This work addresses the challenge of balancing real-time efficiency and accuracy in LiDAR-based 3D object detection, where naive quantization often degrades performance due to wide data distributions and prevalent outliers. Focusing on PointPillars, the authors propose a mixed-precision quantization framework that identifies sensitivity-critical layers via per-layer sensitivity analysis—preserving them in floating-point while quantizing the rest to INT8. Leveraging an extremely small calibration set to mitigate outlier effects, the approach supports both post-training quantization (PTQ) for training-free deployment and quantization-aware training (QAT) for fine-tuning. By innovatively integrating sensitivity-guided layer selection, greedy-search-based precision allocation, and an efficient calibration strategy, the method significantly alleviates quantization-induced accuracy loss without full retraining. Implemented on TensorRT, it achieves up to 2.35× inference acceleration and 2.26× model compression, with the QAT variant closely matching the full-precision baseline performance.

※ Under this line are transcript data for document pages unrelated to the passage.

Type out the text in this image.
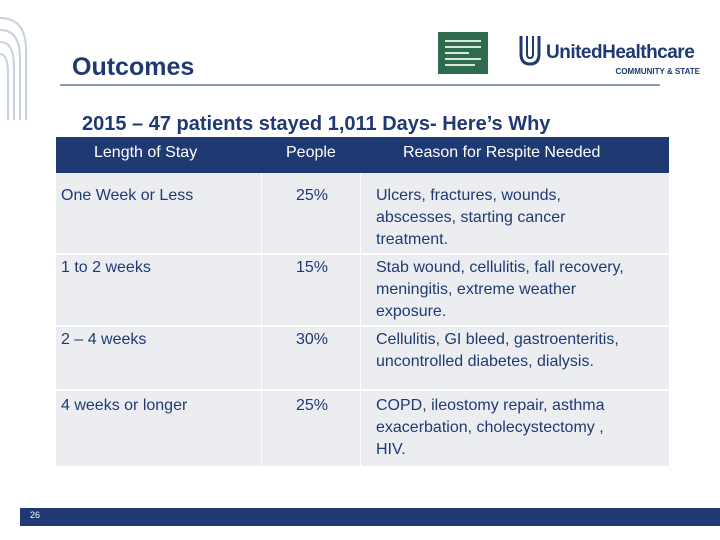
Outcomes
UnitedHealthcare
COMMUNITY & STATE
2015 – 47 patients stayed 1,011 Days- Here’s Why
Length of Stay	People	Reason for Respite Needed
One Week or Less	25%	Ulcers, fractures, wounds,
abscesses, starting cancer
treatment.
1 to 2 weeks	15%	Stab wound, cellulitis, fall recovery,
meningitis, extreme weather
exposure.
2 – 4 weeks	30%	Cellulitis, GI bleed, gastroenteritis,
uncontrolled diabetes, dialysis.
4 weeks or longer	25%	COPD, ileostomy repair, asthma
exacerbation, cholecystectomy ,
HIV.
26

LIDAR 3D object detection is one of the important tasks for autonomous vehicles. Ensuring that this task operates in real-time is crucial. Toward this, model quantization can be used to accelerate the runtime. However, directly applying model quantization often leads to performance degradation due to LIDAR's wide numerical distributions and extreme outliers. To address the wide numerical distribution, we proposed a mixed precision framework designed for PointPillars. Our framework first searches for sensitive layers with post-training quantization (PTQ) by quantizing one layer at a time to 8-bit integer (INT8) and evaluating each model for average precision (AP). The top-k most sensitive layers are assigned as floating point (FP). Combinations of these layers are greedily searched to produce candidate mixed precision models, which are finalized with either PTQ or quantization-aware training (QAT). Furthermore, to handle outliers, we observe that using a very small number of calibration data reduces the likelihood of encountering outliers, thereby improving PTQ performance. Our methods provides mixed precision models without training in the PTQ pipeline, while our QAT pipeline achieves the performance competitive to FP models. With TensorRT deployment, our mixed precision models offer less latency by up to 2.538 times compared to FP32 models.